Determination of binding site
Biological annotations of the target protein were measured by COACH and COFACTOR based on the I-TASSER structure prediction. While COFACTOR uses structure comparison and protein-protein networks to deduce protein functions (ligand-binding sites, EC, and GO), COACH is a meta-server technique that collects various function annotation results (on ligand-binding sites) from the COFACTOR, TM-SITE, and S-SITE programs. According to a prediction by I-TASSER algorithm for the protein 3D structure, 4 ligands(Cellotriose,beta-D-glucose, cellobiose, and Xylopyranose) were predicted as a target for Aspergillus sp. NAS51 cellulase with five binding sites as follow; two binding site for Cellotriose (‘47,58,127,128,173,174,229,271,305,30’ and ‘217,218,253,254,257’), one binding site for beta-D-glucose (‘47,58,305’), one binding site for cellobiose (‘7,127,128,173,227,229,271,305’) and one binding site for Xylopyranose (‘52,58’). This outcome is in agreement with the experimental results of cellulases that preferentially hydrolyze cellulose. Fig. 12 explains the predicted binding sites in complex with ligands.

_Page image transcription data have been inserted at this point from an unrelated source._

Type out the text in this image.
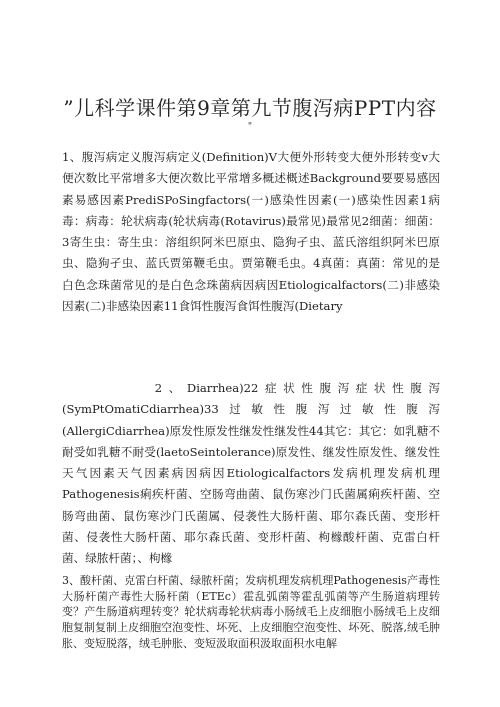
”儿科学课件第9章第九节腹泻病PPT内容
"
1、腹泻病定义腹泻病定义(Definition)V大便外形转变大便外形转变v大便次数比平常增多大便次数比平常增多概述概述Background要要易感因素易感因素PrediSPoSingfactors(一)感染性因素(一)感染性因素1病毒：病毒：轮状病毒(轮状病毒(Rotavirus)最常见)最常见2细菌：细菌：3寄生虫：寄生虫：溶组织阿米巴原虫、隐狗孑虫、蓝氏溶组织阿米巴原虫、隐狗孑虫、蓝氏贾第鞭毛虫。贾第鞭毛虫。4真菌：真菌：常见的是白色念珠菌常见的是白色念珠菌病因病因Etiologicalfactors(二)非感染因素(二)非感染因素11食饵性腹泻食饵性腹泻(Dietary
2、Diarrhea)22症状性腹泻症状性腹泻(SymPtOmatiCdiarrhea)33过敏性腹泻过敏性腹泻(AllergiCdiarrhea)原发性原发性继发性继发性44其它：其它：如乳糖不耐受如乳糖不耐受(laetoSeintolerance)原发性、继发性原发性、继发性天气因素天气因素病因病因Etiologicalfactors发病机理发病机理Pathogenesis痢疾杆菌、空肠弯曲菌、鼠伤寒沙门氏菌属痢疾杆菌、空肠弯曲菌、鼠伤寒沙门氏菌属、侵袭性大肠杆菌、耶尔森氏菌、变形杆菌、侵袭性大肠杆菌、耶尔森氏菌、变形杆菌、枸橼酸杆菌、克雷白杆菌、绿脓杆菌；、枸橼
3、酸杆菌、克雷白杆菌、绿脓杆菌；发病机理发病机理Pathogenesis产毒性大肠杆菌产毒性大肠杆菌（ETEc）霍乱弧菌等霍乱弧菌等产生肠道病理转变？产生肠道病理转变？轮状病毒轮状病毒小肠绒毛上皮细胞小肠绒毛上皮细胞复制复制上皮细胞空泡变性、坏死、上皮细胞空泡变性、坏死、脱落,绒毛肿胀、变短脱落，绒毛肿胀、变短汲取面积汲取面积水电解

Enzymatic scarification of alkali pretreatment rice straw and bioethanol production
This step aimed to hydrolyze the alkali pretreated rice straw using cellulase enzyme produced by Aspergillus sp. NAS51 produces a fermentable sugar that can be used for the production of value-added products such as bioethanol. This enzymatic conversion step is required for polysaccharides breakdown into monosaccharides such as glucose, which can be converted into ethanol and other product through a fermentation process. In the present study, Alkali treated rice straw was utilized for cellulase production by aspergillus sp. NAS51. The alkali treatment is a very important step for de-lignification, to facilitate cellulose hydrolysis by cellulase enzymes, furthermore, it permits bioconversion of glucose into ethanol by yeast. Fig. 13a showed the use of Aspergillus sp. NAS51 cellulase for scarification alkali-treated rice straw. The reducing sugars were determined using the DNS method. Fig. 15 showed that at reducing sugar were 16 g/L and glucose: 11 g/L when 5% of treated rice straw was used. Both total reducing sugars, as well as glucose, were found to be increased by increasing the substrate concentration (Fig. 13b). The hydrolysis of 3% w/v alkali-treated rice straw using the fungal culture filtrate of Aspergillus tamari, for 10 hours resulted in yields of 33.56g/l reducing sugars [37]. The enzymatic saccharification of the alkali-treated rice straw was monitored using HPLC analysis. Results in Fig. 14 confirm the presence of glucose in the sample taken after 24 h. Bioethanol production from lignocelluloses wastes such as rice straw is considered as one of the renewable sources for biofuel production. Fig. 17 showed that after glucose fermentation in sugar solution obtained from enzymatic hydrolysis of rice straw by S. cerevisiae, about 6.21% (v/v) (0.454 ml ethanol/g fermentable sugars) Abedinfar et al. [38] have used Mucorindicus and Rhizopus oryzae for fermentation of rice straw and yielded ethanol up to 0.43 g g−1. His results were compared with the corresponding yield by S. cerevisae0.45 g g−1.